Another White was kind enough to come running around the same corner, and Murphy shot her through the throat. She collapsed, twitching and gurgling blood.

“Honk it again,” Murphy told me.

I did.

No more Whites came to greet us.

Taking time to look around in all directions, Murphy said, “Drive ‘round back.”

I drove the truck over the lawn, giving the main house a wide berth. Once we got around behind the house, I skirted a large pool full of green water and floating vegetation. Spread just below the crest of the hill, facing west, stood a row of seven cottages, each with a view over miles of rolling hills toward a spot where the sun would set.

“Damn pretty view,” I observed.

“Don’t make your reservations yet,” said Murphy.

I honked the horn before he had a chance to tell me to do it.

A couple of Whites pushed their way through the open door on one of the cabins. Because they were on my side of the truck, Murphy didn’t have a shot.

“Go,” he ordered.

“I got this.” I pushed the pedal to the floor and spun gravel and turf into the air.

Before I created too much of a gap between me and the Whites coming for us, I skidded the truck to a stop, threw it into reverse, and backed toward the Whites, who—in their eagerness to get at us—didn’t bother to get out of the way. The rear bumper hit them and at least one of them went under the tires, not unlike a speed bump. I stopped, reversed course, and ran them over again going forward, trying my best to gas the truck just as the wheels rolled over the bodies.

Did spinning the wheels on a dying White’s body seem unnecessarily brutal? Yeah, sure. But what the fuck? My guilt over the killing of Whites who maybe didn’t deserve it because they might have been Slow Burns was manifesting itself in a weird way.

We made a few more trips, weaving through the farm buildings, honking the horn and making as much noise as we could before we decided it was safe to get out.

I stopped the truck in front of the silo and looked at Murphy for protests before I killed the engine.

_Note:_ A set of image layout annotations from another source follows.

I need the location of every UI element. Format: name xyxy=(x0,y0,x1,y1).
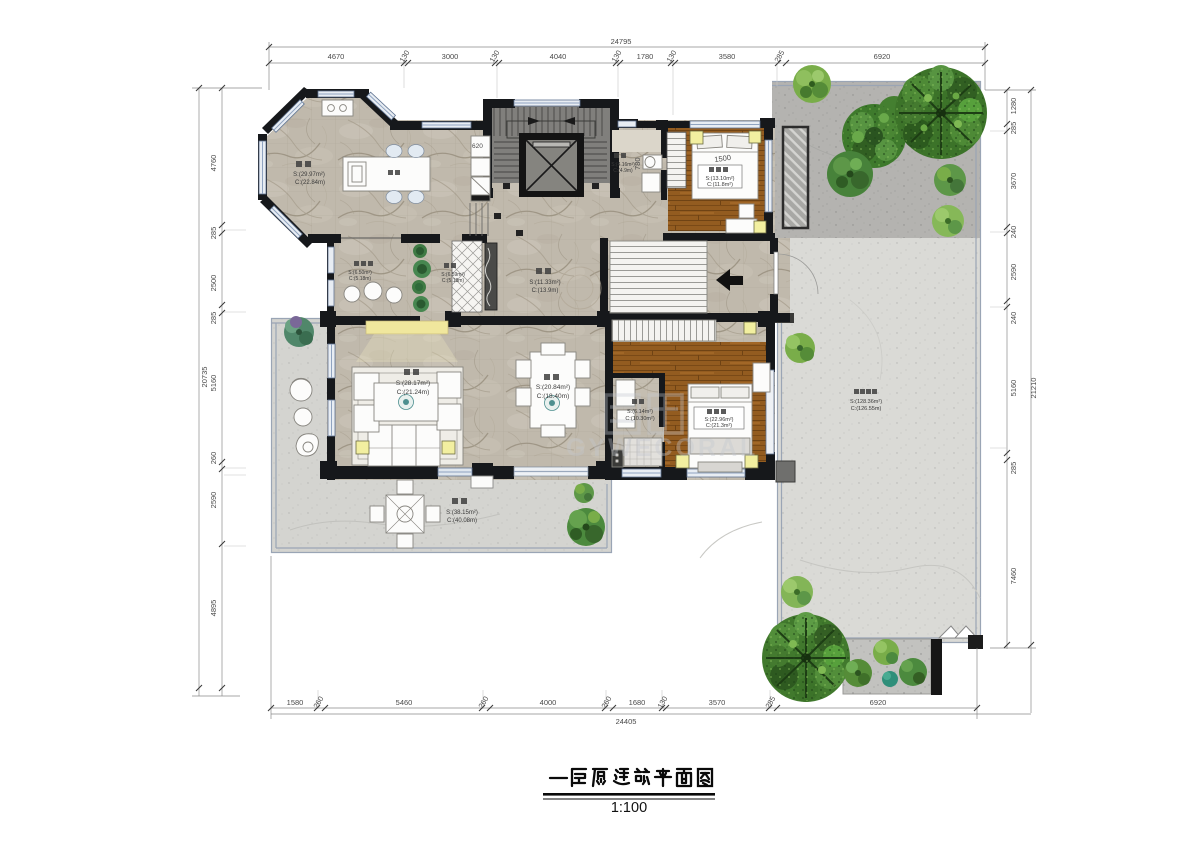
svg-text:5160: 5160 xyxy=(209,375,218,392)
svg-text:3580: 3580 xyxy=(719,52,736,61)
svg-text:1680: 1680 xyxy=(629,698,646,707)
svg-text:4040: 4040 xyxy=(550,52,567,61)
svg-text:C:(21.3m²): C:(21.3m²) xyxy=(706,423,732,429)
svg-text:4000: 4000 xyxy=(540,698,557,707)
svg-text:C:(4.9m): C:(4.9m) xyxy=(613,168,633,174)
svg-text:5460: 5460 xyxy=(396,698,413,707)
svg-text:24795: 24795 xyxy=(611,37,632,46)
svg-text:C:(40.08m): C:(40.08m) xyxy=(447,518,477,524)
svg-text:6920: 6920 xyxy=(874,52,891,61)
svg-text:C:(13.9m): C:(13.9m) xyxy=(532,288,559,294)
svg-text:285: 285 xyxy=(209,227,218,240)
svg-text:1:100: 1:100 xyxy=(611,800,647,816)
svg-text:C:(11.8m²): C:(11.8m²) xyxy=(707,182,733,188)
svg-text:24405: 24405 xyxy=(616,717,637,726)
svg-text:3000: 3000 xyxy=(442,52,459,61)
svg-text:S:(20.84m²): S:(20.84m²) xyxy=(536,384,570,391)
svg-text:1580: 1580 xyxy=(287,698,304,707)
svg-text:5160: 5160 xyxy=(1009,380,1018,397)
svg-text:S:(29.97m²): S:(29.97m²) xyxy=(293,172,325,178)
svg-text:S:(128.36m²): S:(128.36m²) xyxy=(850,399,882,405)
svg-text:4670: 4670 xyxy=(328,52,345,61)
svg-text:20735: 20735 xyxy=(200,367,209,388)
svg-text:C:(22.84m): C:(22.84m) xyxy=(295,180,325,186)
svg-text:620: 620 xyxy=(472,143,483,150)
svg-text:4760: 4760 xyxy=(209,155,218,172)
svg-text:C:(5.18m): C:(5.18m) xyxy=(349,276,372,282)
svg-text:S:(28.17m²): S:(28.17m²) xyxy=(396,380,430,387)
svg-text:7460: 7460 xyxy=(1009,568,1018,585)
svg-text:C:(10.30m²): C:(10.30m²) xyxy=(625,416,655,422)
svg-text:C:(21.24m): C:(21.24m) xyxy=(397,389,430,396)
svg-text:285: 285 xyxy=(1009,462,1018,475)
svg-text:2500: 2500 xyxy=(209,275,218,292)
svg-text:S:(38.15m²): S:(38.15m²) xyxy=(446,510,478,516)
svg-text:240: 240 xyxy=(1009,312,1018,325)
svg-text:S:(6.14m²): S:(6.14m²) xyxy=(627,409,653,415)
svg-text:C:(18.40m): C:(18.40m) xyxy=(537,393,570,400)
svg-text:2590: 2590 xyxy=(209,492,218,509)
svg-text:1780: 1780 xyxy=(637,52,654,61)
svg-text:240: 240 xyxy=(1009,226,1018,239)
svg-text:4895: 4895 xyxy=(209,600,218,617)
svg-text:3570: 3570 xyxy=(709,698,726,707)
svg-text:21210: 21210 xyxy=(1029,378,1038,399)
svg-text:3670: 3670 xyxy=(1009,173,1018,190)
svg-text:2590: 2590 xyxy=(1009,264,1018,281)
svg-text:260: 260 xyxy=(209,452,218,465)
svg-text:GYWECORAL: GYWECORAL xyxy=(566,434,758,462)
svg-text:C:(5.18m): C:(5.18m) xyxy=(442,278,465,284)
svg-text:285: 285 xyxy=(1009,122,1018,135)
svg-text:S:(11.33m²): S:(11.33m²) xyxy=(529,280,560,286)
svg-text:C:(126.55m): C:(126.55m) xyxy=(851,406,882,412)
svg-text:285: 285 xyxy=(209,312,218,325)
svg-text:1280: 1280 xyxy=(1009,98,1018,115)
svg-text:6920: 6920 xyxy=(870,698,887,707)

He said nothing. Off it went.

I flung the truck door open and leapt out with my machete at the ready.

Murphy took up a position at the front of the truck with his rifle aimed at a pair of double doors at the base of the silo.

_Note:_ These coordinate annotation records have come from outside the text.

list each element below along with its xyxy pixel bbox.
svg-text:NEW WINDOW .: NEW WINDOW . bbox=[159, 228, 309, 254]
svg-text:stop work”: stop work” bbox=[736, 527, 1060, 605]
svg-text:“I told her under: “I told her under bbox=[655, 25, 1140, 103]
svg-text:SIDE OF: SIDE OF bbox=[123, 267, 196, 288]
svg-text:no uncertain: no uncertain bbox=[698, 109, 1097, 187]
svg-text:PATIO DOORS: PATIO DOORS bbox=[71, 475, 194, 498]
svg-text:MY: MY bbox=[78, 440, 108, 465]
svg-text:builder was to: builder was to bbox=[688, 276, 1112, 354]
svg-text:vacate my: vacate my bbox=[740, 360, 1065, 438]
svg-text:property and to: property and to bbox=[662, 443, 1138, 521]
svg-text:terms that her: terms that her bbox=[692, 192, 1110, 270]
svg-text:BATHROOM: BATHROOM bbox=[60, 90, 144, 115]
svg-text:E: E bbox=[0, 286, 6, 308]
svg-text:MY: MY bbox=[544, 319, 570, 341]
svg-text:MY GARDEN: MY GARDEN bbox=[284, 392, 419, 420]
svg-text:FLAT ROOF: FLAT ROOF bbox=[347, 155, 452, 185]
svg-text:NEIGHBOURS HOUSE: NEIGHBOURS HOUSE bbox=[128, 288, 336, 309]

Without hesitation, I opened one wide and stepped aside as I yelled, “Hey!”

I waited from my position against the wall and watched Murphy. From where he stood, he had a view inside the silo. After a moment, he shrugged.

Good enough
. I turned and ran inside.

The silo was clearly not functional for storing grain, I decided, based on my recent experience inside an operational one. This silo was configured with a spiral staircase up the center to what had to be a viewing platform. The silo was just a façade for nostalgic guests. I didn’t care. It was perfect for my needs.

I started up the stairs.

Murphy ran inside and I told him, “Close and lock the doors. Then come up.”

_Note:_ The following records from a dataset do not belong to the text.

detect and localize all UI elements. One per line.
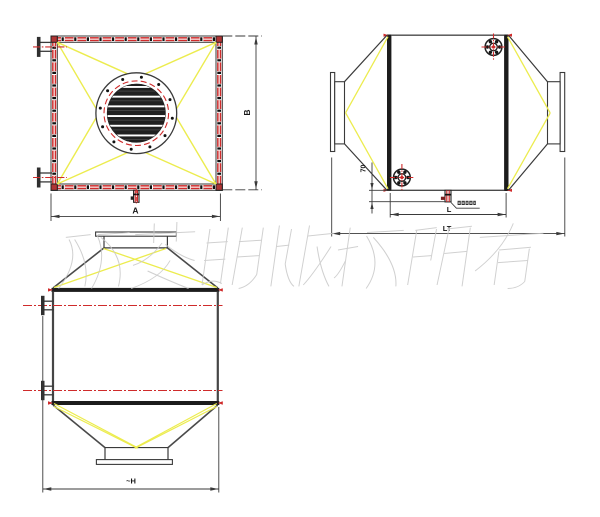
svg-text:70: 70 <box>361 165 368 173</box>
svg-text:~H: ~H <box>126 477 136 486</box>
svg-text:A: A <box>132 206 138 216</box>
svg-text:B: B <box>242 109 252 115</box>
svg-text:L: L <box>447 205 452 214</box>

Once I reached the platform at the top, I was pleased. All around the circumference of the silo at the platform level were tall windows, giving me an unobstructed view of the countryside in every direction. And if that wasn’t enough, a large telescope stood ready for use, along with a shelf housing several pairs of binoculars.

“Nice,” said Murphy as he stepped up to the observation floor with me.

“You get the doors locked?” I asked.

“Nobody’s gonna wander in,” he told me. “If a bunch of ‘em decide to bust those doors down, they won’t have any trouble.”

Spinning around for a cursory glance at the nearby property, I said, “Unless there are a bunch of ‘em hiding in the barn, I think we’re good. You didn’t happen to bring that map up, did you?”

Murphy slapped a pocket on his vest.

“Good.” I stepped in front of a window and looked in the direction I figured the naked horde should be. “Help me search. We need to find them before it gets dark.”